Gaza kembali dirundung duka. Di tengah pemboman tanpa henti yang dilakukan Israel sejak 7 Oktober 2023, lebih dari 225 jurnalis Palestina telah gugur.
Data tersebut menurut keterangan Direktur Jenderal Kementerian Kesehatan Palestina di Gaza, dr. Munir Al-Barsh.
Angka ini menjadi cerminan paling nyata dari upaya sistematis pendudukan Israel untuk membungkam kebenaran dan mengendalikan narasi global.
Dalam wawancara dengan Al Jazeera, dr. Al-Barsh menegaskan bahwa Israel secara sadar melarang jurnalis asing masuk ke Gaza.
Tujuannya, guna mencegah publik internasional menyaksikan kenyataan brutal di lapangan.
“Tapi mereka lupa bahwa di Gaza tumbuh generasi jurnalis yang sangat berani, yang menunjukkan kebenaran dengan penuh ketekunan dan martabat,” ujarnya.
Al-Barsh memberikan penghormatan khusus kepada para jurnalis yang gugur saat meliput di halaman rumah sakit Al-Ahli (Baptist Hospital), yakni Suleiman, Ismail, dan Samir—yang disebutnya sebagai di antara putra terbaik dunia pers.
Pada Kamis (5/6), sedikitnya 38 warga Palestina tewas dalam serangan udara di berbagai wilayah Gaza sejak fajar, menurut laporan dari rumah sakit Nasser, Al-Ahli, dan Al-Shifa.

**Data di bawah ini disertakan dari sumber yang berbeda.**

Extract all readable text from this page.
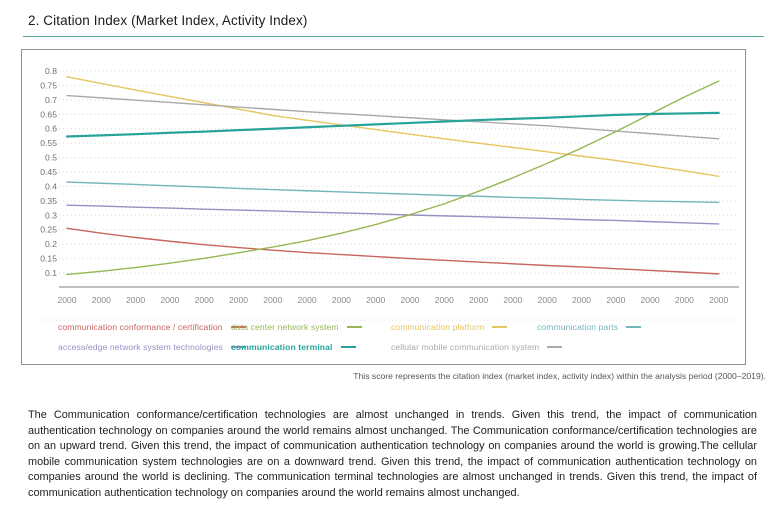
2. Citation Index (Market Index, Activity Index)
0.8
0.75
0.7
0.65
0.6
0.55
0.5
0.45
0.4
0.35
0.3
0.25
0.2
0.15
0.1
2000 2000 2000 2000 2000 2000 2000 2000 2000 2000 2000 2000 2000 2000 2000 2000 2000 2000 2000 2000
communication conformance / certification data center network system	communication platform	communication parts
access/edge network system technologies communication terminal	cellular mobile communication system
This score represents the citation index (market index, activity index) within the analysis period (2000–2019).
The Communication conformance/certification technologies are almost unchanged in trends. Given this trend, the impact of communication authentication technology on companies around the world remains almost unchanged. The Communication conformance/certification technologies are on an upward trend. Given this trend, the impact of communication authentication technology on companies around the world is growing.The cellular mobile communication system technologies are on a downward trend. Given this trend, the impact of communication authentication technology on companies around the world is declining. The communication terminal technologies are almost unchanged in trends. Given this trend, the impact of communication authentication technology on companies around the world remains almost unchanged.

Direktur Rumah Sakit Al-Ahli, dr. Fadel Naeem, mengungkapkan bahwa rumah sakitnya kembali menjadi sasaran langsung pasukan Israel, menyebabkan 4 kematian dan sejumlah luka-luka.
“Ini adalah kali kedelapan rumah sakit kami menjadi target sejak awal perang,” katanya.
Ia juga menunjukkan bahwa serangan itu berlangsung ketika para jurnalis sedang melakukan peliputan.
Koresponden Al Jazeera, Anas Al-Sharif, membenarkan bahwa drone Israel memang sengaja membidik para wartawan.
Tingkat pembunuhan
Dalam penjelasan lebih lanjut, dr. Al-Barsh membeberkan statistik mengerikan: lebih dari 54.677 warga Palestina gugur dan 123.000 lainnya luka-luka sejak awal agresi. Rata-rata, 89 orang tewas setiap hari, termasuk 27 anak-anak dan 15 perempuan.
“Israel telah membunuh lebih dari 16.300 anak, 8.880 perempuan, dan 4.050 lansia,” sebutnya.
Ia menyebut angka-angka ini sebagai bukti nyata dari pola pembantaian sistematis terhadap warga sipil.
Sistem kesehatan
Al-Barsh juga menyinggung kehancuran infrastruktur kesehatan yang sangat parah. Dari 38 rumah sakit di Jalur Gaza, hanya 17 yang masih beroperasi sebagian.
Wilayah utara Gaza, katanya, kini sepenuhnya kehilangan layanan kesehatan.
“Israel menjadikan sistem kesehatan sebagai target militer,” jelasnya.
Ia juga menggambarkan bagaimana buldoser dan pasukan Israel menghancurkan generator, tangki bahan bakar, dan gudang obat-obatan.
Ia mengutip contoh konkret, seperti penghancuran total Pusat Dialisis Noura Al-Kaabi dan rusaknya fasilitas eksternal Rumah Sakit Indonesia.
Serangan terbaru juga menimpa Rumah Sakit Al-Shifa dan sehari sebelumnya Rumah Sakit Syuhada Al-Aqsha.
Ini disebut sebagai bagian dari rencana sistematis untuk memusnahkan infrastruktur medis Palestina.
Kendati dikepung kehancuran dan kematian, Gaza tak menyerah.
“Hari ini Gaza mengantar para syuhadanya dengan takbir Idul Adha. Di bawah puing-puing, rakyat kami tetap merayakan lebaran dengan sabar, teguh, dan bermartabat,” kata Al-Barsh.